Jean-Marc Chotteau
a découvert L’Autobus n’est juste à
l’heure que quand il ne passe pas en 1988, quand
sa Compagnie créait le Salon de Théâtre
à Tourcoing. Il est alors tombé amoureux
de la langue fantaisiste de Pierre Louki, dont le style
prend les accents de la drôlerie des Monty Python
ou d’Alphonse Allais, de l’absurde de Ionesco,
des exercices de style de Queneau, et de la métaphysique
de Beckett… Comme dans En attendant Godot,
les deux personnages de L’Autobus parlent
beaucoup, par une succession d'interrogations, d'exclamations
et de constatations sans suite, comme pour meubler une
existence vide et qui n'est plus soutenue que par une
vapeur d'amitié…
Les dialogues de Louki mêlent les interrogations existentielles
et la bouffonnerie, car la situation qu’il imagine
est pour le moins rocambolesque : deux hommes attendent
l’autobus, tout en étant certains que «
jamais un autobus ne passa dans cette rue ». Il est
vrai que « ça passe le temps » et que
« comme il n’y a pas de voie ferrée,
ce serait parfaitement ridicule que d’attendre le
train. »
La comparaison avec Beckett est d’autant plus justifiée
que Pierre Louki fut Lucky ( !) sous la direction de Roger
Blin à la création historique d’En
attendant Godot en France.

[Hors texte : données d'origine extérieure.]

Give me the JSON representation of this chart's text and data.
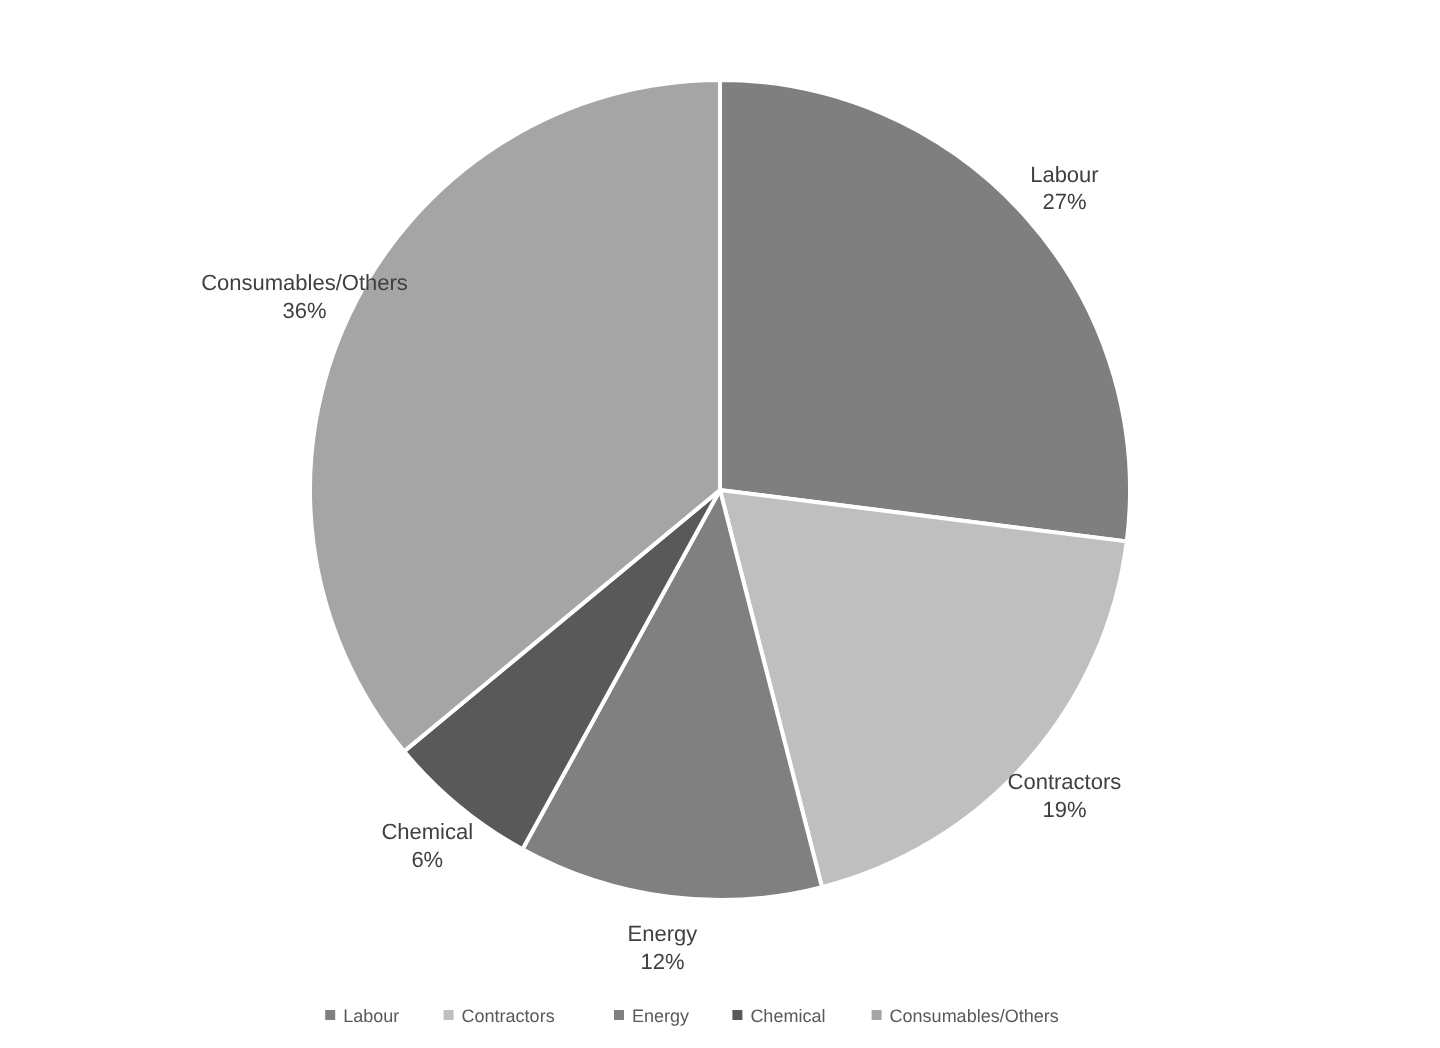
{
  "chart_data": {
    "type": "pie",
    "categories": [
      "Labour",
      "Contractors",
      "Energy",
      "Chemical",
      "Consumables/Others"
    ],
    "values": [
      27,
      19,
      12,
      6,
      36
    ],
    "colors": [
      "#7f7f7f",
      "#bfbfbf",
      "#808080",
      "#595959",
      "#a5a5a5"
    ],
    "value_labels": [
      "27%",
      "19%",
      "12%",
      "6%",
      "36%"
    ],
    "legend": "bottom"
  }
}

Cette rencontre avec Roger
Blin poussera le jeune comédien à écrire
professionnellement des chansons, jusqu’à
devenir le complice auteur compositeur le plus estimé
de Georges Brassens, ou encore de Serge Gainsbourg, Juliette
Gréco et Pierre Labadie. Mais Louki maîtrise
aussi parfaitement l’écriture dramatique
qui pour lui est avant tout « un jeu ». Au
total il écrit près d’une vingtaine
de pièces nées d’une imagination foisonnante
et spontanée. Jean-Marc Chotteau, dans sa mise
en scène, fait de L’Autobus un éloge
du théâtre aussi loufoque qu’hilarant.